Untangling the Knots

Originally published as a TinyLetter

You know when you move house and stash a few items in the corner, and suddenly it’s eight months later and they still haven’t put themselves away?

One of those items stored during our move last summer was my wooden jewelry rack. When I packed up the master bedroom in the old house, I put the rack in a large plastic bag, jewelry and all, and placed it flat on a high shelf in the master closet in the new house. I moved a few of my favorite necklaces and earrings into a bathroom drawer to wear until I could access the full selection.

As I was getting dressed each morning, I’d look up at the jewelry rack in the closet and think, “If you just make time to hang this, you’ll have less clutter and more jewelry to wear.” But the weekends would pass, and still it wouldn’t get done. Darren and I needed to buy a stud finder and batteries, and find some drywall anchors and the level and a sharp pencil. It all seemed like too much.

Last Saturday I told Darren, “If we do one thing this weekend, let’s hang my jewelry rack.” So with that laser focus, and with the kids playing together on the floor of our closet, we gathered up all of the items we needed and hung the rack. Seeing it hanging on the wall, at long last, felt like a huge victory.

But as it turns out, there was a Part 2 of the Jewelry Rack Challenge. My strategy to move the jewelry without it tangling didn’t work, and two dozen necklaces and various earrings had become twisted into an ugly mess. I set it on the floor and took stock of it. It looked tangled beyond resolution.

Maybe I should just put it back on the shelf and deal with it another day, I thought. It just seemed like too much to handle, when the kids were starting to go wild. But I knew that I would probably put it off for another six months.

Instead, I sat down on the floor and gently pulled the end of one strand, a thin, silver chain. Evan wanted to help, so I asked him to help me look for the path of the necklace. Over, under, and through, we freed the chain, hung it on the rack, and high-fived each other. Then we tackled a second. When one snagged too much, I resisted the temptation to use brute force that would further tangle the jewelry. Instead, we changed our focus to another necklace that was easier to extract.

One by one, we untangled them, unhurried but determined to reach our goal. Twenty minutes later, the pile on the floor had disappeared, and the necklaces and earrings hung in neat rows on the jewelry rack.

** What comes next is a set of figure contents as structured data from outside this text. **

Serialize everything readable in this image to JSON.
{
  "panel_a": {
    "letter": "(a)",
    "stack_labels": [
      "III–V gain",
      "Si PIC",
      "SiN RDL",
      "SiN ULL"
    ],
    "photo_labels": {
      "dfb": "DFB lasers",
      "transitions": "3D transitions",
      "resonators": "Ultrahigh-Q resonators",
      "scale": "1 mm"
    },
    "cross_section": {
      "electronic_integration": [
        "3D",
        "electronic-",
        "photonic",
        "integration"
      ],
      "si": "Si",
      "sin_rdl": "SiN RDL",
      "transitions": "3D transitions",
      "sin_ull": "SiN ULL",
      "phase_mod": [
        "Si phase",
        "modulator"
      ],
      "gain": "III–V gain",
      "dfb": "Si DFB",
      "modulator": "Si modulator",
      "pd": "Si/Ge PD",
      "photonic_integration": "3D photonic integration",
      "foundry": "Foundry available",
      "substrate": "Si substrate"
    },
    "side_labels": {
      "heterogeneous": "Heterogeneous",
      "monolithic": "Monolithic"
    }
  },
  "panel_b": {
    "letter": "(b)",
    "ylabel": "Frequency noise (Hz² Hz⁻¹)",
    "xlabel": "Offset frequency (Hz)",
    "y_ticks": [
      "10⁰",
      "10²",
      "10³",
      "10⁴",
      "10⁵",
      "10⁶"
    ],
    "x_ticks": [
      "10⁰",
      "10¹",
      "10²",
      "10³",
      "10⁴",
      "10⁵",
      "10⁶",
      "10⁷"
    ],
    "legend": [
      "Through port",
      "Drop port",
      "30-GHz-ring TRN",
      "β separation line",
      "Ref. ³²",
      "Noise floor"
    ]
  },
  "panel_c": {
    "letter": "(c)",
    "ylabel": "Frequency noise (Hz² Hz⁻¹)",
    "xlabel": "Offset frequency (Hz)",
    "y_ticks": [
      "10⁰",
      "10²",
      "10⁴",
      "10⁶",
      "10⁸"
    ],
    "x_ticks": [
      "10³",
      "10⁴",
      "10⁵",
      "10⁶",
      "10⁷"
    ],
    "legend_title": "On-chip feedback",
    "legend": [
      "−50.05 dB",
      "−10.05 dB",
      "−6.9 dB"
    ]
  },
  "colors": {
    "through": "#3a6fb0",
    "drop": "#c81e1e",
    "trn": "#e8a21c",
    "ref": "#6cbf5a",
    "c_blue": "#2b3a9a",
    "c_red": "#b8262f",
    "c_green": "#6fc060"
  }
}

I almost couldn’t believe that we had overcome such a daunting task so quickly. It felt almost magical that suddenly there were no more knots to speak of. We had untangled all of them, one thread at a time.

what’s fueling me

I love The Bachelor, and I’m not ashamed to say it. The collective outrage this week over Arie’s take-backsies proposal to Becca and for-realsies proposal to Lauren, then the nationwide cheer when Becca was announced as Bachelorette, was riveting. The routine of watching The Bachelor and Bachelor-related shows, then dishing with my friends, consuming tweets, the feminist Here to Make Friends Podcast, and Ali Barthwell’s delightful Vulture recaps is one of the few things I do for pure enjoyment and not self-improvement.

The Parkland teens. ‘Nuff said.

This is from last spring, but a friend recently shared it and had me LOL’ing: Newport, Oregon police investigated what appeared to be a cat perched in a tree, holding an assault rifle.